C'est un homme, il s'appelle Maître Dran. C'est un grand Blond, à peine plus âgé que nous. Il m'a assuré que ça irait vite, très vite mais il m'a pris 150 euros pour une heure de blabla juridique. Yanis doit me rembourser. Il prend les frais d'avocat à sa charge, c'est la moindre des choses quand tu brises le cœur de ton épouse dévouée. En sortant du cabinet j'ai eu envie de balancer mes 65 kilos dans la Seine. Pourtant j'avais fait un brushing et mis un tailleur. Mes parents veulent que je vienne au bled pour me ressourcer, ils disent que ça me fera du bien. J'sais pas. J'hésite. Je préfère partir à en Amérique latine avec Karima.

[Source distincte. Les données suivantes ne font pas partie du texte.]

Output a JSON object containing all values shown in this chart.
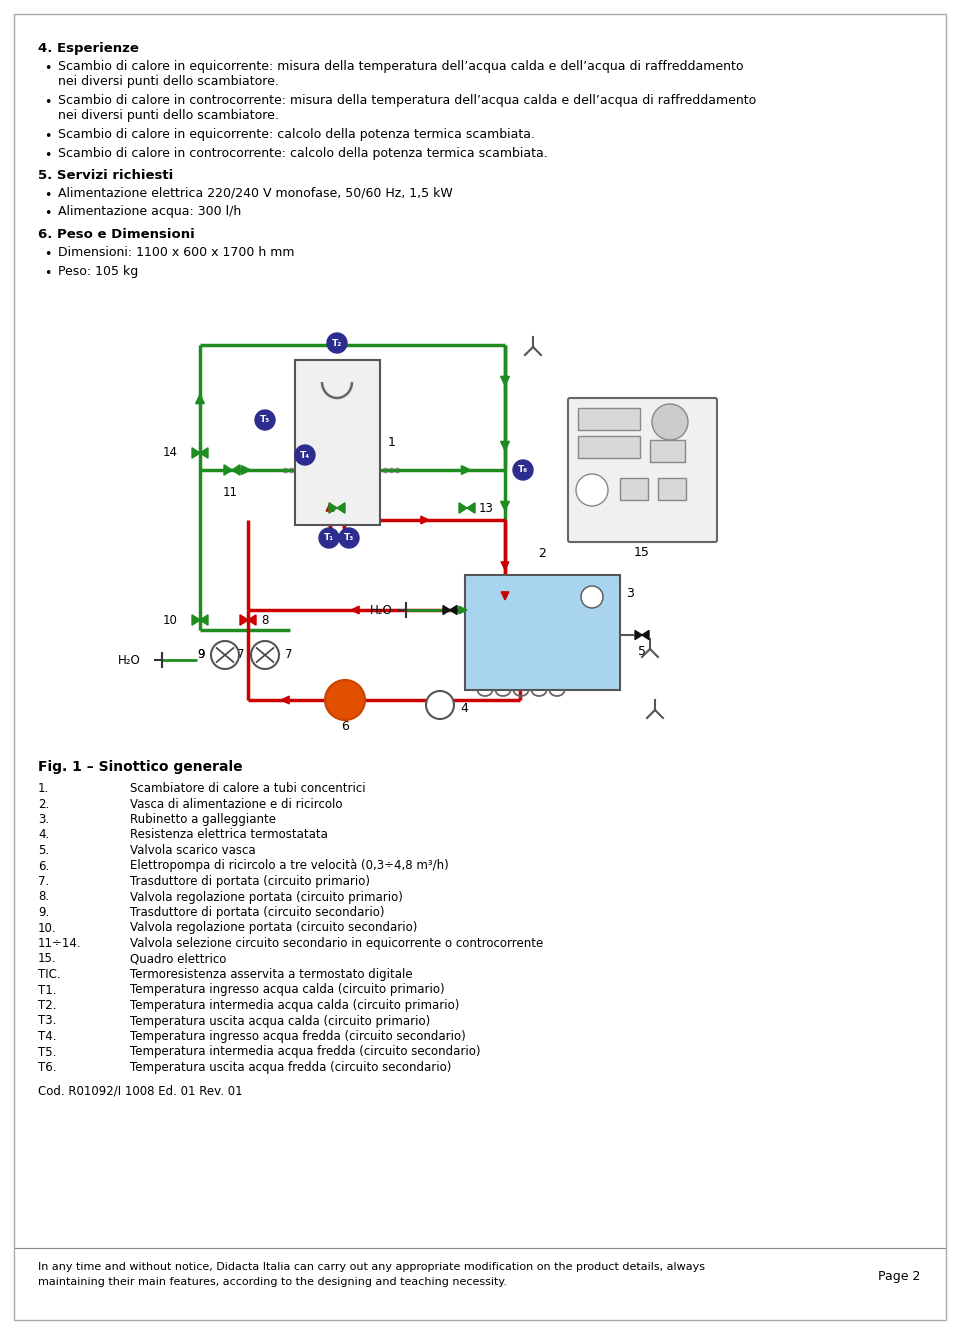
{
  "bg_color": "#ffffff",
  "section4_title": "4. Esperienze",
  "section4_bullets": [
    "Scambio di calore in equicorrente: misura della temperatura dell’acqua calda e dell’acqua di raffreddamento nei diversi punti dello scambiatore.",
    "Scambio di calore in controcorrente: misura della temperatura dell’acqua calda e dell’acqua di raffreddamento nei diversi punti dello scambiatore.",
    "Scambio di calore in equicorrente: calcolo della potenza termica scambiata.",
    "Scambio di calore in controcorrente: calcolo della potenza termica scambiata."
  ],
  "section5_title": "5. Servizi richiesti",
  "section5_bullets": [
    "Alimentazione elettrica 220/240 V monofase, 50/60 Hz, 1,5 kW",
    "Alimentazione acqua: 300 l/h"
  ],
  "section6_title": "6. Peso e Dimensioni",
  "section6_bullets": [
    "Dimensioni: 1100 x 600 x 1700 h mm",
    "Peso:  105 kg"
  ],
  "fig_caption": "Fig. 1 – Sinottico generale",
  "legend_items": [
    [
      "1.",
      "Scambiatore di calore a tubi concentrici"
    ],
    [
      "2.",
      "Vasca di alimentazione e di ricircolo"
    ],
    [
      "3.",
      "Rubinetto a galleggiante"
    ],
    [
      "4.",
      "Resistenza elettrica termostatata"
    ],
    [
      "5.",
      "Valvola scarico vasca"
    ],
    [
      "6.",
      "Elettropompa di ricircolo a tre velocità (0,3÷4,8 m³/h)"
    ],
    [
      "7.",
      "Trasduttore di portata (circuito primario)"
    ],
    [
      "8.",
      "Valvola regolazione portata (circuito primario)"
    ],
    [
      "9.",
      "Trasduttore di portata (circuito secondario)"
    ],
    [
      "10.",
      "Valvola regolazione portata (circuito secondario)"
    ],
    [
      "11÷14.",
      "Valvola selezione circuito secondario in equicorrente o controcorrente"
    ],
    [
      "15.",
      "Quadro elettrico"
    ],
    [
      "TIC.",
      "Termoresistenza asservita a termostato digitale"
    ],
    [
      "T1.",
      "Temperatura ingresso acqua calda (circuito primario)"
    ],
    [
      "T2.",
      "Temperatura intermedia acqua calda (circuito primario)"
    ],
    [
      "T3.",
      "Temperatura uscita acqua calda (circuito primario)"
    ],
    [
      "T4.",
      "Temperatura ingresso acqua fredda (circuito secondario)"
    ],
    [
      "T5.",
      "Temperatura intermedia acqua fredda (circuito secondario)"
    ],
    [
      "T6.",
      "Temperatura uscita acqua fredda (circuito secondario)"
    ]
  ],
  "cod_line": "Cod. R01092/I 1008 Ed. 01 Rev. 01",
  "footer_line1": "In any time and without notice, Didacta Italia can carry out any appropriate modification on the product details, always",
  "footer_line2": "maintaining their main features, according to the designing and teaching necessity.",
  "page_label": "Page 2",
  "green": "#1e8c1e",
  "red": "#cc0000",
  "dark_blue": "#2d2d8f",
  "light_blue": "#a8d4f0"
}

C'est plus dans l'ambiance post-rupture.
En arrivant au boulot, Aznavour dans mes oreilles, j'ai remis mon sourire commercial et me suis empressée de demander à mes collègues ce qui venait de se passer. Deux voitures de police stationnaient devant le magasin.
- Un homme a tenté de tuer sa femme, a répondu Ilhem, une collègue du rayon Benefit.
- Quoi ?
- Je te jure, un pays de l'est.
- C'est pas français.
- Non, un pays de l'est, a insisté Ilhem.
- Non mais pas ta phrase n'est pas française a rétorqué Amélie,une collègue du rayon Chanel.
- Un homme d'un pays de l'est, a repris Ilhem agacée. Il a trainé sa femme par les cheveux près du rayon Dior et il parlait dans sa langue, on comprenait pas. On aurait dit Vladmir Poutine. Les vigiles ont essayé de le calmer mais il avait la force de Hulk.
- D'Hulk, a fait Amélie en levant les sourcils.
Ilhem l'a toisé en poursuivant :
- Du coup on a appelé les keufs mais sa femme était en sang. C'était affreux. C'est dans ces moments-là que je me dis que le mariage c'est pas pour moi.
- Toutes les femmes mariées ne sont pas battues !
- Si t'es pas battue t'es cocufiée, j'ai dit amèrement.
- Vous êtes très positives a rétorqué Amélie.
On a continué à discuter pendant dix minutes puis on a chacune repris nos places près de nos rayons attitrés.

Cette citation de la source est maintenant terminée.